This was part of British Air Minister Arthur Harris’s strategy of Strategic Bombing.

 

A survivor commented:

 

It is not possible to describe! Explosion after explosion. It was beyond belief, worse than the blackest nightmare. So many people were horribly burnt and injured. It became more and more difficult to breathe. It was dark and all of us tried to leave this cellar with inconceivable panic. Dead and dying people were trampled upon, luggage was left or snatched up out of our hands by rescuers. The basket with our twins covered with wet cloths was snatched up out of my mother’s hands and we were pushed upstairs by the people behind us. We saw the burning street, the falling ruins and the terrible firestorm. My mother covered us with wet blankets and coats she found in a water tub.

We saw terrible things: cremated adults shrunk to the size of small children, pieces of arms and legs, dead people, whole families burnt to death, burning people ran to and fro, burnt coaches filled with civilian refugees, dead rescuers and soldiers, many were calling and looking for their children and families, and fire everywhere, everywhere fire, and all the time the hot wind of the firestorm threw people back into the burning houses they were trying to escape from.

I cannot forget these terrible details. I can never forget them.

— Lothar Metzger, survivor.

 

There were 25,000 civilian deaths.

 

This was not commonly accepted as a way to go to war. I believe as the news bureaus began showing desiccated bodies lined up on the sidewalk, aside rubble in lines as long as bodies, this soon viewed as a war crime.

 

The fires burned for weeks and what was destroyed was seen as military industrial capability.

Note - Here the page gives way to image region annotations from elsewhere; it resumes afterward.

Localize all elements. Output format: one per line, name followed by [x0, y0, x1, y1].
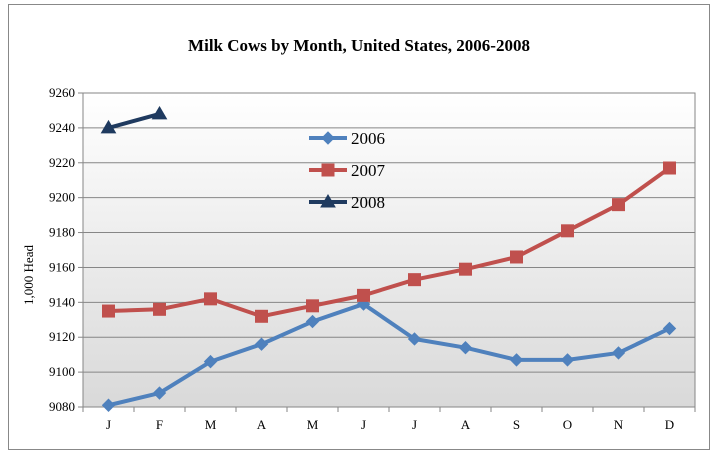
x-tick-label: M — [307, 417, 319, 432]
data-point-2007 — [612, 198, 625, 212]
data-point-2007 — [204, 292, 217, 306]
legend-marker-2007 — [321, 163, 335, 177]
x-tick-label: A — [461, 417, 471, 432]
data-point-2008 — [151, 105, 168, 120]
x-tick-label: S — [513, 417, 520, 432]
data-point-2006 — [662, 321, 677, 336]
data-point-2006 — [611, 346, 626, 360]
series-line-2006 — [108, 302, 671, 408]
data-point-2006 — [152, 386, 167, 400]
series-line-2007 — [108, 166, 671, 319]
y-tick-label: 9140 — [49, 294, 75, 309]
data-point-2007 — [510, 250, 523, 264]
data-point-2007 — [663, 161, 676, 175]
data-point-2007 — [153, 302, 166, 316]
y-tick-label: 9120 — [49, 329, 75, 344]
data-point-2006 — [509, 353, 524, 367]
data-point-2006 — [305, 314, 320, 329]
chart-title: Milk Cows by Month, United States, 2006-… — [188, 36, 530, 55]
y-tick-label: 9080 — [49, 399, 75, 414]
y-tick-label: 9100 — [49, 364, 75, 379]
legend-marker-2008 — [320, 194, 336, 208]
x-tick-label: J — [361, 417, 366, 432]
chart-canvas: Milk Cows by Month, United States, 2006-… — [21, 36, 696, 432]
data-point-2007 — [408, 273, 421, 287]
plot-background — [82, 92, 696, 408]
data-point-2007 — [459, 262, 472, 276]
data-point-2007 — [357, 288, 370, 302]
x-tick-label: M — [205, 417, 217, 432]
data-point-2006 — [407, 332, 422, 346]
x-tick-label: D — [665, 417, 674, 432]
data-point-2006 — [203, 354, 218, 369]
data-point-2006 — [458, 340, 473, 355]
legend-label-2006: 2006 — [351, 129, 385, 148]
y-tick-label: 9220 — [49, 155, 75, 170]
y-axis-label: 1,000 Head — [21, 245, 36, 305]
legend-marker-2006 — [321, 131, 335, 145]
data-point-2006 — [254, 337, 269, 351]
data-point-2006 — [560, 353, 575, 367]
y-tick-label: 9240 — [49, 120, 75, 135]
data-point-2008 — [100, 119, 117, 134]
chart-frame: Milk Cows by Month, United States, 2006-… — [8, 4, 710, 450]
x-tick-label: F — [156, 417, 163, 432]
y-tick-label: 9180 — [49, 225, 75, 240]
data-point-2006 — [101, 398, 116, 412]
x-tick-label: J — [412, 417, 417, 432]
y-tick-label: 9200 — [49, 190, 75, 205]
data-point-2007 — [102, 304, 115, 318]
y-tick-label: 9160 — [49, 259, 75, 274]
legend-label-2007: 2007 — [351, 161, 386, 180]
data-point-2007 — [561, 224, 574, 238]
plot-area: 9080 9100 9120 9140 9160 9180 9200 9220 9240 9260… — [49, 85, 696, 432]
x-tick-label: J — [106, 417, 111, 432]
data-point-2007 — [306, 299, 319, 313]
x-tick-label: N — [614, 417, 624, 432]
x-tick-label: A — [257, 417, 267, 432]
x-tick-label: O — [563, 417, 572, 432]
y-tick-label: 9260 — [49, 85, 75, 100]
data-point-2007 — [255, 309, 268, 323]
series-line-2008 — [107, 112, 161, 130]
legend-label-2008: 2008 — [351, 193, 385, 212]
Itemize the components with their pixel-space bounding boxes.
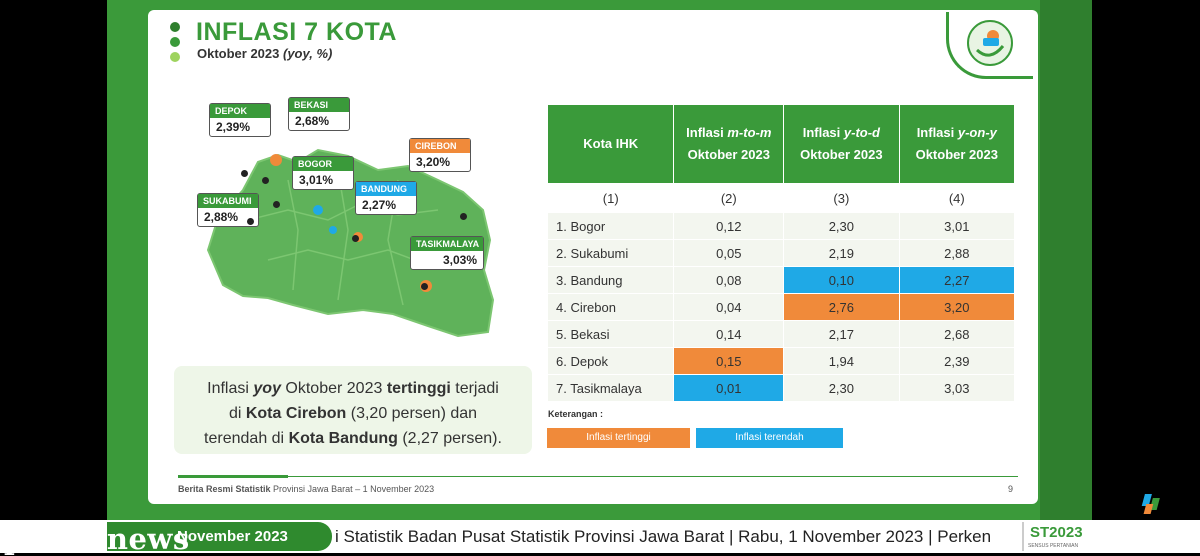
header-mtom: Inflasi m-to-m Oktober 2023 bbox=[673, 104, 785, 184]
table-row: 6. Depok 0,15 1,94 2,39 bbox=[546, 347, 1016, 375]
footer-text: Berita Resmi Statistik Provinsi Jawa Bar… bbox=[178, 484, 435, 494]
slide-frame-edge bbox=[1040, 0, 1092, 520]
map-pin bbox=[421, 283, 428, 290]
map-pin bbox=[262, 177, 269, 184]
legend-lowest: Inflasi terendah bbox=[696, 428, 843, 448]
table-header-row: Kota IHK Inflasi m-to-m Oktober 2023 Infl… bbox=[546, 104, 1016, 184]
ticker-date: November 2023 bbox=[107, 522, 332, 551]
city-box-tasikmalaya: TASIKMALAYA 3,03% bbox=[410, 236, 484, 270]
city-box-depok: DEPOK 2,39% bbox=[209, 103, 271, 137]
title-dots bbox=[170, 22, 180, 67]
city-box-bekasi: BEKASI 2,68% bbox=[288, 97, 350, 131]
header-kota: Kota IHK bbox=[546, 104, 675, 184]
jawara-logo bbox=[946, 12, 1033, 79]
summary-callout: Inflasi yoy Oktober 2023 tertinggi terja… bbox=[174, 366, 532, 454]
table-row: 5. Bekasi 0,14 2,17 2,68 bbox=[546, 320, 1016, 348]
st2023-logo: ST2023 bbox=[1022, 522, 1088, 551]
page-title: INFLASI 7 KOTA bbox=[196, 18, 397, 46]
ticker-text: i Statistik Badan Pusat Statistik Provin… bbox=[335, 527, 992, 546]
header-ytod: Inflasi y-to-d Oktober 2023 bbox=[783, 104, 900, 184]
table-row: 3. Bandung 0,08 0,10 2,27 bbox=[546, 266, 1016, 294]
logo-emblem-icon bbox=[967, 20, 1013, 66]
table-row: 2. Sukabumi 0,05 2,19 2,88 bbox=[546, 239, 1016, 267]
table-row: 1. Bogor 0,12 2,30 3,01 bbox=[546, 212, 1016, 240]
city-box-bogor: BOGOR 3,01% bbox=[292, 156, 354, 190]
legend-highest: Inflasi tertinggi bbox=[547, 428, 690, 448]
city-box-bandung: BANDUNG 2,27% bbox=[355, 181, 417, 215]
footer-divider bbox=[178, 476, 1018, 477]
watermark: pinus.news bbox=[4, 522, 190, 556]
st2023-logo-sub: SENSUS PERTANIAN bbox=[1028, 543, 1079, 549]
page-number: 9 bbox=[1008, 484, 1014, 494]
bps-logo-icon bbox=[1140, 490, 1172, 518]
map-pin bbox=[247, 218, 254, 225]
table-row: 7. Tasikmalaya 0,01 2,30 3,03 bbox=[546, 374, 1016, 402]
legend-title: Keterangan : bbox=[548, 409, 604, 419]
footer-divider-accent bbox=[178, 475, 288, 478]
map-pin bbox=[241, 170, 248, 177]
page-subtitle: Oktober 2023 (yoy, %) bbox=[197, 46, 333, 61]
table-index-row: (1) (2) (3) (4) bbox=[546, 183, 1016, 213]
map-pin bbox=[460, 213, 467, 220]
map-pin bbox=[273, 201, 280, 208]
city-box-cirebon: CIREBON 3,20% bbox=[409, 138, 471, 172]
table-row: 4. Cirebon 0,04 2,76 3,20 bbox=[546, 293, 1016, 321]
map-pin bbox=[352, 235, 359, 242]
header-yony: Inflasi y-on-y Oktober 2023 bbox=[898, 104, 1016, 184]
inflation-table: Kota IHK Inflasi m-to-m Oktober 2023 Infl… bbox=[546, 104, 1016, 402]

The British defended the strikes as a way to stop up to 25,000 people who were helping to build munitions.

 

The real reasons were simpler. Leipzig, Dresden and Chemnitz were corrideors through which displaced Germans were traversing, and these were also well worn routes from weapons manufacturers to distribution centers.

 

The attacks were designed to wear people down.

 

The British Chief of Staff General Ismay was said to have opined: “The destruction of Dresden remains a serious query against the conduct of Allied bombing. I am of the opinion that military objectives must henceforward be more strictly studied in our own interests than that of the enemy.”